Typically, in these scenarios, there is reputational risk as well and customer trust will be eroded as a result. This could directly impact the number of customers on the platform. Additionally, members can become even more averse to any changes in fee structures.

As a result of these complaints, Dave is making some fundamental changes to its business model such as eliminating optional tips and the express fees for its ExtraCash product as indicated in their Q3 2024 earnings call press release in Dec 2024. Although this is positive, I would want to see how this impacts the revenues and profitability.

If you look at the revenue breakdown for Q3 2024, processing fees made up over 63% of the total revenue of 92M. These are fees charged when members request expedited cash, which would be made available in hours instead of waiting 1-3 business days. Next up, Tips made up over 19% of the total revenue. These are discretionary tips left by members who receive ExtraCash. If both these fees are eliminated, 82% of the revenue would be impacted.

Subscription fees made up 6.8% of the total revenue. Transaction-based revenue, which is primarily interchange and ATM revenues from Dave’s checking product, brought in over 9% of the total revenue.

Dave 10Q filings Q3 '24
Dave 10Q filings Q3 ’24

Although the management believes that it can easily modify its business model to accommodate the charges in the FTC complaint, I would wait to see evidence of the changes they are making to their fee structure and the impact on the revenue before adding Dave to my portfolio.

Although the above metrics indicate that the stock is attractive, Dave trades at a premium to its historical valuation and peers, making it less attractive for long-term investors.

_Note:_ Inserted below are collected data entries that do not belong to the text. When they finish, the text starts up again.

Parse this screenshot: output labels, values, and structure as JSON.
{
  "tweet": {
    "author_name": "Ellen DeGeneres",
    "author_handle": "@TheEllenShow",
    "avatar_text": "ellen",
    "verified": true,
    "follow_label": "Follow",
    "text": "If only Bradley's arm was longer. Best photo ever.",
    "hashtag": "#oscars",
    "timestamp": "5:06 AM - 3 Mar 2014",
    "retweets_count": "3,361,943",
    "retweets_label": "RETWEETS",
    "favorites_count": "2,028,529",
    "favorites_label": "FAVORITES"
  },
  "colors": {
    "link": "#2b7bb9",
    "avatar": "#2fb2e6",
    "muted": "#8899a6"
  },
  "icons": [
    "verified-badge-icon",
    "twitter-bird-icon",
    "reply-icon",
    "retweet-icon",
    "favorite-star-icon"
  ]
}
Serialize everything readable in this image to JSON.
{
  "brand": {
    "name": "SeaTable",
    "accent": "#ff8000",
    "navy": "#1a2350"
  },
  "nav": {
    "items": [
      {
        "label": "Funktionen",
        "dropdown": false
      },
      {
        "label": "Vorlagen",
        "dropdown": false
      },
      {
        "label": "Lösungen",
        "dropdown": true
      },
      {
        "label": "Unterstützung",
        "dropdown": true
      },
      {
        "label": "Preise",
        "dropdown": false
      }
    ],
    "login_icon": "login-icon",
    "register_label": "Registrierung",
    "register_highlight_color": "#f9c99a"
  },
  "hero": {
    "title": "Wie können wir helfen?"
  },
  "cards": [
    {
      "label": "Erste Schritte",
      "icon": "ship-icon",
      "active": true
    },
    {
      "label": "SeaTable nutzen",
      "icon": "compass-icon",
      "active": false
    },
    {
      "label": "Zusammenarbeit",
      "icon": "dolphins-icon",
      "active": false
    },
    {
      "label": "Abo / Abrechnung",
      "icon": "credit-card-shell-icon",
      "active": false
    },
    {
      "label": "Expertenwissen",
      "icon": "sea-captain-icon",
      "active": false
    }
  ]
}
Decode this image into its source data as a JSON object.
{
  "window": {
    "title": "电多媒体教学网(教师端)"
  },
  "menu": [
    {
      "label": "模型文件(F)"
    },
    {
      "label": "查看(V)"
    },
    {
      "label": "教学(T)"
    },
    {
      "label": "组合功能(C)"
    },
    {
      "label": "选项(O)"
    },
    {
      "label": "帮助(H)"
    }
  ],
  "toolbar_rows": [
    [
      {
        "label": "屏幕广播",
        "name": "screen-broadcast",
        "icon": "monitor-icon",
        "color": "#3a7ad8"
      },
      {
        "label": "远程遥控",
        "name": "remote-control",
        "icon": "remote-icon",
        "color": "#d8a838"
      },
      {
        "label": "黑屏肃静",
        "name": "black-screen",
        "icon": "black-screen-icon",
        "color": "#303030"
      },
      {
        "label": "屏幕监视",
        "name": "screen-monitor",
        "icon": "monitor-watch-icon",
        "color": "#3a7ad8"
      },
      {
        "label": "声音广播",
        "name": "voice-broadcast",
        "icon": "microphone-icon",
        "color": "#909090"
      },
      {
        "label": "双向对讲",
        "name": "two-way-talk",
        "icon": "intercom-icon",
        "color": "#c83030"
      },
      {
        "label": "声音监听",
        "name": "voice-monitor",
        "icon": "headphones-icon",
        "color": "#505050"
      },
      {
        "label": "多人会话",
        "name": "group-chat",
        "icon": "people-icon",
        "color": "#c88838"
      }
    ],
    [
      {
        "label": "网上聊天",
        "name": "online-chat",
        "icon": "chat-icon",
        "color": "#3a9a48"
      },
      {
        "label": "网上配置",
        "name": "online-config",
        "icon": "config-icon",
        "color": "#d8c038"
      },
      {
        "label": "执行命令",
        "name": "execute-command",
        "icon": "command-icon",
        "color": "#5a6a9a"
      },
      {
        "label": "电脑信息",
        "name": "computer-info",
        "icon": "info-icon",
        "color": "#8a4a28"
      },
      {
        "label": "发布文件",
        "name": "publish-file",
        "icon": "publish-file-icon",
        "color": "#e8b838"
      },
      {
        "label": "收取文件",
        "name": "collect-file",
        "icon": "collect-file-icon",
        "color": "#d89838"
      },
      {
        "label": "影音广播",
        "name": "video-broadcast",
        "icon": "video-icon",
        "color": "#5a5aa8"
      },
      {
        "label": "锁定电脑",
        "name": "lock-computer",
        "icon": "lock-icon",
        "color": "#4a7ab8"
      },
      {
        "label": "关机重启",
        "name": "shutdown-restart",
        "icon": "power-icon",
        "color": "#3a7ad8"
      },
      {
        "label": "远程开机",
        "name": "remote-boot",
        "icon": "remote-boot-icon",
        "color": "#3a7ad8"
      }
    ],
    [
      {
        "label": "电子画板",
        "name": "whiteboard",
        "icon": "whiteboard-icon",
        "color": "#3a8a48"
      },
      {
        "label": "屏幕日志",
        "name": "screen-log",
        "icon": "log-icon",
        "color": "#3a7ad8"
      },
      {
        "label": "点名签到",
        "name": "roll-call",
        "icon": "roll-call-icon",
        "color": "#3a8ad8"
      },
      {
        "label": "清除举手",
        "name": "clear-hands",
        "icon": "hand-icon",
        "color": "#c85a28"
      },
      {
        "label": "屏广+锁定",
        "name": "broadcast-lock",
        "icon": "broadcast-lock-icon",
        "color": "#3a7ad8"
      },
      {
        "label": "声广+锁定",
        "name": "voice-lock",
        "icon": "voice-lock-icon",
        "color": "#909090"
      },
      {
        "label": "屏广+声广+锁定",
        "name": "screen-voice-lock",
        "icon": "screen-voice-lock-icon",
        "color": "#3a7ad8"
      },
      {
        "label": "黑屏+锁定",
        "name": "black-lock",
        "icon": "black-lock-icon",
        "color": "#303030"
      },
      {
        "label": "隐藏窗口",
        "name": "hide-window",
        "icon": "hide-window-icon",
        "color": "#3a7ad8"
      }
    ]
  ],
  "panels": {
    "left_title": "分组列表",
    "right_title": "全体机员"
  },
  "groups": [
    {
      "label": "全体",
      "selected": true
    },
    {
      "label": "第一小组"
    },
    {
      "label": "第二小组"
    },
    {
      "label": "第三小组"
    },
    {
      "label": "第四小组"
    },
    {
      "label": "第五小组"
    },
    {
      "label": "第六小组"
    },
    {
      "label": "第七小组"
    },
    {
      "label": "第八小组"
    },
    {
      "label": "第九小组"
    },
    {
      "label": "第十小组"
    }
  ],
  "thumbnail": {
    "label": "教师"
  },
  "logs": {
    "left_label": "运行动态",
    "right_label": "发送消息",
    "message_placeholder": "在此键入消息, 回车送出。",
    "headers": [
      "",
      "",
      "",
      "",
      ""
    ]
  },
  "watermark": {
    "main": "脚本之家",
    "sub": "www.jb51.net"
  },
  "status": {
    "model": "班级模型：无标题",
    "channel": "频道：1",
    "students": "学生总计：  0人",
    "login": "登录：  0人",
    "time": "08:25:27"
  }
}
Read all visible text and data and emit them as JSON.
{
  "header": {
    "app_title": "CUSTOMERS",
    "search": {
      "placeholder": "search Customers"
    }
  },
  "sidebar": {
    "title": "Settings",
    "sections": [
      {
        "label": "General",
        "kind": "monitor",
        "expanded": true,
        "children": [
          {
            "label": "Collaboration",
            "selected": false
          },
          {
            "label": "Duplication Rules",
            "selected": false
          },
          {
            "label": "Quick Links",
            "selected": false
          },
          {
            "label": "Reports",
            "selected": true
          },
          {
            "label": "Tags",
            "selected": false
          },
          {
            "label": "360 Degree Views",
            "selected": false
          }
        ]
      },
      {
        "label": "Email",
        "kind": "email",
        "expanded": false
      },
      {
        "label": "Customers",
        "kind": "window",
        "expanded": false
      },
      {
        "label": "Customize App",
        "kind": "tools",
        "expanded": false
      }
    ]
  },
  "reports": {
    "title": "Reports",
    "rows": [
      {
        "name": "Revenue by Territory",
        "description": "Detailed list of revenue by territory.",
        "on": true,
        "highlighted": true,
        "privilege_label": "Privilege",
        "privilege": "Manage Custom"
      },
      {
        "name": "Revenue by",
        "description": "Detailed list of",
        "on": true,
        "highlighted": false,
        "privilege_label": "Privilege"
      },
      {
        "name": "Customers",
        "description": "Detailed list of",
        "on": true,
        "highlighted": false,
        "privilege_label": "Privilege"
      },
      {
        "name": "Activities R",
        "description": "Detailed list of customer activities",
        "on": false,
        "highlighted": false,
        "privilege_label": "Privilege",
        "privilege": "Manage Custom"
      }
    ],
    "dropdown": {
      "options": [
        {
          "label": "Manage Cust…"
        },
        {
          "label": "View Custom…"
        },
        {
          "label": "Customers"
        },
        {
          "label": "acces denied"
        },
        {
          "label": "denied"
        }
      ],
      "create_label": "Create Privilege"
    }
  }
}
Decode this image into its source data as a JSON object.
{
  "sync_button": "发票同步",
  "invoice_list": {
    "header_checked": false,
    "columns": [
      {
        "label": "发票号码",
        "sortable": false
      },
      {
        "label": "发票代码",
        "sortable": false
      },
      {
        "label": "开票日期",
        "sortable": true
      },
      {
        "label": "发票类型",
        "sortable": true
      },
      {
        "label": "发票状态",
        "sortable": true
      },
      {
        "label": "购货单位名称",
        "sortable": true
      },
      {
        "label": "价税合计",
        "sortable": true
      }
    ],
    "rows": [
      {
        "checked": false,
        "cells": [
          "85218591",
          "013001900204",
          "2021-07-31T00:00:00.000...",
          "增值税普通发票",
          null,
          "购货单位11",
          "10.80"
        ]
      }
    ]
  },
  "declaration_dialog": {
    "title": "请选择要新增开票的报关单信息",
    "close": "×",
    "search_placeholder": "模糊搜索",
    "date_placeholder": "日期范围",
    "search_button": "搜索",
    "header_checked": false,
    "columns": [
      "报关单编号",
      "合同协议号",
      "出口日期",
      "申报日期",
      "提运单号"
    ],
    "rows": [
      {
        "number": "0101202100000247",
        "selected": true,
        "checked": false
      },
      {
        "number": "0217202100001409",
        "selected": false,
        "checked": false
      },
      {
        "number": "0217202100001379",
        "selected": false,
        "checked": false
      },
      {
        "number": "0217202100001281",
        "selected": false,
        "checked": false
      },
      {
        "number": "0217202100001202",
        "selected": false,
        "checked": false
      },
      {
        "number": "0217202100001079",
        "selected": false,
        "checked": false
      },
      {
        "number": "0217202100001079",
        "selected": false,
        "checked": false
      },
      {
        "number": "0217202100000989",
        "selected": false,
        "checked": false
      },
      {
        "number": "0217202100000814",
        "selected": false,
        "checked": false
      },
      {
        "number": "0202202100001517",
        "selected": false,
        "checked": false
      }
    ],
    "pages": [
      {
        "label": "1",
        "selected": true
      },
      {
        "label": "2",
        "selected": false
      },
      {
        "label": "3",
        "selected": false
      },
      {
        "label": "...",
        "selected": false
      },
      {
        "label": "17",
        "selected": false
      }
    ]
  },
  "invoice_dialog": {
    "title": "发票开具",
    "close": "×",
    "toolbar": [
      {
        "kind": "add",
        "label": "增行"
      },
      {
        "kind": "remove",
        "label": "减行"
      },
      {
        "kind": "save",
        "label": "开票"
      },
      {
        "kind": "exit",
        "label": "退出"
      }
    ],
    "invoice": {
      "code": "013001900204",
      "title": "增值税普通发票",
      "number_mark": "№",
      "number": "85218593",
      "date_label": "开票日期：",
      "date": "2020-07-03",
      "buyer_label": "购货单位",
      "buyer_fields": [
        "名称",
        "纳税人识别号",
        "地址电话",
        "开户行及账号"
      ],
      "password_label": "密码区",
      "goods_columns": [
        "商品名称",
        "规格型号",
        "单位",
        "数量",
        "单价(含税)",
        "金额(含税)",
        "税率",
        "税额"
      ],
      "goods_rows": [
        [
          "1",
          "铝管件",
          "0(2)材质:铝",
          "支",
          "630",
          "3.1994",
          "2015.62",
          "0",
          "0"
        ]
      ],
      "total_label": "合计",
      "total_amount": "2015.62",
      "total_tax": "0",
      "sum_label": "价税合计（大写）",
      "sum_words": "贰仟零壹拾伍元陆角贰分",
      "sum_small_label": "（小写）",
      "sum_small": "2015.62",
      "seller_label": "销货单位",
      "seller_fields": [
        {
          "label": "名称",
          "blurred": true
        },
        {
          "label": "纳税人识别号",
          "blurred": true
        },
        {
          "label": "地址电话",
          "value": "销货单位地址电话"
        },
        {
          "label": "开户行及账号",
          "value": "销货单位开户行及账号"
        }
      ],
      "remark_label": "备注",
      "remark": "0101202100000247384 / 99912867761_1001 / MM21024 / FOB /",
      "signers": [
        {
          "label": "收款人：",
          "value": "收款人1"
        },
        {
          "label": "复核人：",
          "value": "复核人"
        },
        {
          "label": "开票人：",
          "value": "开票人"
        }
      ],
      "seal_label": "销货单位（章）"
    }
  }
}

Price volatility and Valuation concerns

Dave is a highly volatile stock and is not for anyone that prefers stable investments. Dave traded a 52-week low of $20.5 and a 52-week high of $125 in the past year. The Fwd P/E ratio of 33.42 indicates that the stock is overvalued, suggesting that the market has already priced in the future growth expectation. This increases the risk of a market correction, should Dave fail to meet its growth numbers. Even small changes in market sentiment can result in steep market correction for stocks with high P/E ratios.

Further, the Fwd Price/Sales ratio is 4.31 above the Price/Sales of its peers, 0.74 of LX (LexinFintech Holdings Ltd) and 0.84 of ECPG (Encore Capital Group Inc.) indicating that the stock is overvalued.

Seeking Alpha Valuation metrics
Seeking Alpha Valuation metrics

In the past year alone, Dave’s stock price has increased 408.8% in comparison with the 21.95% increase in the S&P 500. Furthermore, the Fwd EV/EBITDA of 20.48 in comparison to the EV/EBITDA of 6 EV/EBITDA (fwd) of LX and 10.3 EV/EBITDA (fwd) of ECPG indicates that Dave is overvalued compared to its peers.

Conclusion

In conclusion, Dave is an overvalued stock that has promising growth potential. It has shown excellent revenue growth and cost efficiency capabilities, but regulatory challenges, price volatility and market challenges contribute to its HOLD rating. Investors should assess their position as they get more clarity on the company’s ability to sustain customer growth despite regulatory challenges, in the Q4 earnings call in March.